In other words, you would need to approach your employer and negotiate a change to the employment terms. If the employer says no, then there is very little recourse for further action.
However, there is an exception, according to Stewart.
“If the employee is a minimum wage worker, then a ‘total remuneration clause’ is likely to be unenforceable even if it is in the agreement,” she says.
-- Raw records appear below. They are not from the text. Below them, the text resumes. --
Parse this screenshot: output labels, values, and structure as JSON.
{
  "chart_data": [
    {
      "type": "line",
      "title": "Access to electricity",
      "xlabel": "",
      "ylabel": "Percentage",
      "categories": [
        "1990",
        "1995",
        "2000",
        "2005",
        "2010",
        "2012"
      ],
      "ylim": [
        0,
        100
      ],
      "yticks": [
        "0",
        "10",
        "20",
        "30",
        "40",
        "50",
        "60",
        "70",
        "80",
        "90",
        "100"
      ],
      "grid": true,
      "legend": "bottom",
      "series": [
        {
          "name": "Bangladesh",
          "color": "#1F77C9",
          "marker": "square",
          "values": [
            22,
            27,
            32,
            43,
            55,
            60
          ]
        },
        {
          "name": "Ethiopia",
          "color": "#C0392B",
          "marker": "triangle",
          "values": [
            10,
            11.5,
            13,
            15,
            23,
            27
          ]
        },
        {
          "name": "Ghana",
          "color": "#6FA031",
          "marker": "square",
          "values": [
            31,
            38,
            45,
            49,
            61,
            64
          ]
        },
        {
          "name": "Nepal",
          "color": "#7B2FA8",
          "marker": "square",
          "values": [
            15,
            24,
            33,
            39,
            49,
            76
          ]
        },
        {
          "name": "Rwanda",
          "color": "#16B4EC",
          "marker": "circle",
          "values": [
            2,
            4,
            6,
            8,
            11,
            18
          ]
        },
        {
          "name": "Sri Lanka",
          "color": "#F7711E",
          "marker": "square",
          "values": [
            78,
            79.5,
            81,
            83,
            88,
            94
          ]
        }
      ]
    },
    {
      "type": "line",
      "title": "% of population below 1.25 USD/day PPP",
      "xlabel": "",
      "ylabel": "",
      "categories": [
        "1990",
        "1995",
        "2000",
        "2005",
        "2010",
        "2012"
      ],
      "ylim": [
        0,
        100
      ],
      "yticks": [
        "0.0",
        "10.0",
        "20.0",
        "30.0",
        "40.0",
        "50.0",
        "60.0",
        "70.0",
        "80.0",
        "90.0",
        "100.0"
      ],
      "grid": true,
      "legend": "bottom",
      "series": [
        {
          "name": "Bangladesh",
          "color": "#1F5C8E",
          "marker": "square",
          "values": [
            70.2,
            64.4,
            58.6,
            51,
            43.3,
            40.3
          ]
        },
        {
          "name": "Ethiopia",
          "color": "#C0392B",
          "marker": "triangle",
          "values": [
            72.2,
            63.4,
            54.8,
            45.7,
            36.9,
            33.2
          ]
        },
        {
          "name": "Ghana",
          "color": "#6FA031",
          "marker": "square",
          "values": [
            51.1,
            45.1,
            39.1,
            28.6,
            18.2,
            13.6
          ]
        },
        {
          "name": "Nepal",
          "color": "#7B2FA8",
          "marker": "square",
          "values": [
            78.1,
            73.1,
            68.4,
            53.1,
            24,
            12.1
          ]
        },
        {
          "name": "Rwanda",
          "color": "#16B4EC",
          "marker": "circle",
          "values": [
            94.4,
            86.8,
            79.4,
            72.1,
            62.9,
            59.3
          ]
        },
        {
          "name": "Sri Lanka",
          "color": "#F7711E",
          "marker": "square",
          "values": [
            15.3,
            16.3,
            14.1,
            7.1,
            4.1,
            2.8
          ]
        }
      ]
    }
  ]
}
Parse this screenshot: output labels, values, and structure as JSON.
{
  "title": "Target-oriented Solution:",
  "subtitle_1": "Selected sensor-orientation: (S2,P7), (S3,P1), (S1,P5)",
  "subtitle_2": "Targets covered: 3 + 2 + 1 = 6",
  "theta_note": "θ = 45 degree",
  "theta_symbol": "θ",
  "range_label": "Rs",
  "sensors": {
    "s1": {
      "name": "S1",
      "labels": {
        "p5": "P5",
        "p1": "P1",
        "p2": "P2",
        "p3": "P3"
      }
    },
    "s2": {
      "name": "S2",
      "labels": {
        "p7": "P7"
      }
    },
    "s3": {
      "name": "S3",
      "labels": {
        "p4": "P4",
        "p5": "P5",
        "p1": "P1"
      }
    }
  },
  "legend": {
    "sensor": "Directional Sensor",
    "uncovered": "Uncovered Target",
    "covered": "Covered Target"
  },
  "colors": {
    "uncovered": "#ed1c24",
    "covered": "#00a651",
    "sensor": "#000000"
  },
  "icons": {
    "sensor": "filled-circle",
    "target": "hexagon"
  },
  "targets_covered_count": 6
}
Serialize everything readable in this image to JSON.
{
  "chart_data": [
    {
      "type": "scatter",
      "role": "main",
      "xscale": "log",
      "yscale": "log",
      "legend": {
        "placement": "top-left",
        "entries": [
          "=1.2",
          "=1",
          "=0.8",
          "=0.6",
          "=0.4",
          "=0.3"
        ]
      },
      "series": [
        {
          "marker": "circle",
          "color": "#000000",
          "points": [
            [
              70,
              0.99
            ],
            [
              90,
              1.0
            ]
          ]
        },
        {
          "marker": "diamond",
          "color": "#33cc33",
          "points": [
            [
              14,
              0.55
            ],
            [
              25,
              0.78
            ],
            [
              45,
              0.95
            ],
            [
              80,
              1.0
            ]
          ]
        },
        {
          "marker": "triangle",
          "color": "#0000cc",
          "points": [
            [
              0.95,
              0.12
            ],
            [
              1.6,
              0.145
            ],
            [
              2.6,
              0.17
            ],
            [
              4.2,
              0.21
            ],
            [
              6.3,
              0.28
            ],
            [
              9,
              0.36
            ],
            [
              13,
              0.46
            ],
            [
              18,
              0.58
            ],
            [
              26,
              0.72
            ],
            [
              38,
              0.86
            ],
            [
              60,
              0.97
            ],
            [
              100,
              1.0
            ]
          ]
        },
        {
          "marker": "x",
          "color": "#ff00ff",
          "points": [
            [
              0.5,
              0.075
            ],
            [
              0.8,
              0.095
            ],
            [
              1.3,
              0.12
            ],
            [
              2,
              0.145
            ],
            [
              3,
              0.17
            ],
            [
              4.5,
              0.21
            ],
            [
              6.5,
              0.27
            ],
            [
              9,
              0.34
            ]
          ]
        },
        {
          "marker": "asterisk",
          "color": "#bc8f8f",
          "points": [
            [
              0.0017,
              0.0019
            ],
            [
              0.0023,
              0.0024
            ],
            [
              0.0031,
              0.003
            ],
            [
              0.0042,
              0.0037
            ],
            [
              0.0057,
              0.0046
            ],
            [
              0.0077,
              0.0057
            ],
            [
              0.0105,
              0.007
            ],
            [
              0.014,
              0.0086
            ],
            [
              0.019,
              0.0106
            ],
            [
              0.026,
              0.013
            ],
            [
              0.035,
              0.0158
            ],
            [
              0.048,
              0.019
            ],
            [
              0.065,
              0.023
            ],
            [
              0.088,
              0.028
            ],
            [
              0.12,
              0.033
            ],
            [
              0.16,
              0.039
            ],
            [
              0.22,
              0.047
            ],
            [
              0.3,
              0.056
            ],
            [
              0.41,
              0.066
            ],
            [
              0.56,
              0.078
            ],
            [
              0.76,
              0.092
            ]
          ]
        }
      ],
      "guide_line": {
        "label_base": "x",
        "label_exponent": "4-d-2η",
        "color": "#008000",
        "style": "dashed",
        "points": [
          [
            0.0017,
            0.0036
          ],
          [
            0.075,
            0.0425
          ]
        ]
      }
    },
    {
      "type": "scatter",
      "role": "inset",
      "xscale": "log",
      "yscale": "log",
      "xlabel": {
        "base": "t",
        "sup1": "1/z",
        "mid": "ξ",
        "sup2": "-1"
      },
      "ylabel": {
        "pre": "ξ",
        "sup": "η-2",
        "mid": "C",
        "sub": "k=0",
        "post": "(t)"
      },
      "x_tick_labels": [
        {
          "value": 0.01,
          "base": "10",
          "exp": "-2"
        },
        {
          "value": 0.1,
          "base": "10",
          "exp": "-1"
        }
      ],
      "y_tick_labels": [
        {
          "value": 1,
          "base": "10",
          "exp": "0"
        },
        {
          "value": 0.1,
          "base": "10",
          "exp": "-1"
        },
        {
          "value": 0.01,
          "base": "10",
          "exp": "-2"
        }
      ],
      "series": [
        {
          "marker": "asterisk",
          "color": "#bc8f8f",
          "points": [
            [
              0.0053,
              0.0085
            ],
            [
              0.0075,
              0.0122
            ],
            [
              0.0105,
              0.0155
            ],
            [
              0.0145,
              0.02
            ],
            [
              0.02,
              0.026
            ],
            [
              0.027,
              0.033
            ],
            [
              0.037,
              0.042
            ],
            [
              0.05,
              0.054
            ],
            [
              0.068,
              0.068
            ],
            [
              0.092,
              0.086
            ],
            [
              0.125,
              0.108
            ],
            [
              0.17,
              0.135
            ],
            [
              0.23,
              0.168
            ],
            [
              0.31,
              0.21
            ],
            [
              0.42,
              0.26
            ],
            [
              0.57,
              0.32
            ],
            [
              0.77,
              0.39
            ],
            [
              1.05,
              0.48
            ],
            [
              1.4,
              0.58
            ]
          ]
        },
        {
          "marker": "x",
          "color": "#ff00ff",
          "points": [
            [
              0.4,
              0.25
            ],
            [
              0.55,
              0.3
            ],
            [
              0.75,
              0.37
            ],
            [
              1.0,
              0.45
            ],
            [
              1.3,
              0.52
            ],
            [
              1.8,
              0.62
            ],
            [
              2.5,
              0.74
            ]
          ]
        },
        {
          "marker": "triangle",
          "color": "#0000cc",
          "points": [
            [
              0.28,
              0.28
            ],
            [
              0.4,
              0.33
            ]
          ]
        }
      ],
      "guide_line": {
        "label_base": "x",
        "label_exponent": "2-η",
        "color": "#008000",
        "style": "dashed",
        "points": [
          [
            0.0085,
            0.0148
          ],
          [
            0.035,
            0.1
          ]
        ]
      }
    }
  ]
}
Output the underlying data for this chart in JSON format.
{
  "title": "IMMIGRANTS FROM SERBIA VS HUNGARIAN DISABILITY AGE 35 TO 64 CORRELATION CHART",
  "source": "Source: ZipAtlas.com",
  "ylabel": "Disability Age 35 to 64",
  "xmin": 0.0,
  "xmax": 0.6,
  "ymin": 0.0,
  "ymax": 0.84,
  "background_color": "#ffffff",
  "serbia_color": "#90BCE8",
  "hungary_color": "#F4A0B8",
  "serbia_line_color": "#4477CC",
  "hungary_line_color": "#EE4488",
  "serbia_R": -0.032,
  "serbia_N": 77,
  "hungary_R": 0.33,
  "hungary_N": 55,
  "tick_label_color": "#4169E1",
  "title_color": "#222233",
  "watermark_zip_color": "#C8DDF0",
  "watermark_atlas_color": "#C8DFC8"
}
“This is because the Minimum Wage Act provides that employees are entitled to receive the minimum wage rate, notwithstanding anything to the contrary in any agreement. In other words, if you employ staff on the minimum wage and pay KiwiSaver on a total remuneration basis, you will need to either reverse that arrangement or increase the wage rate by the amount of the KiwiSaver percentage.”
Stewart says the Court of Appeal confirmed this in a key decision and that employers and employees need to be cognisant of how this applies to them.
Stewart’s advice for anyone signing a new employment contract is to pay special attention to whether a total remuneration approach is being used. It’s always easier to negotiate prior to signing on the dotted line.
“Once such a clause has been included in the agreement, it is almost impossible to overturn it unless the employer agrees to the change,” she says.
“This highlights the importance of an employee raising it as part of the pre-employment negotiations if they prefer not to have such a clause in the agreement.”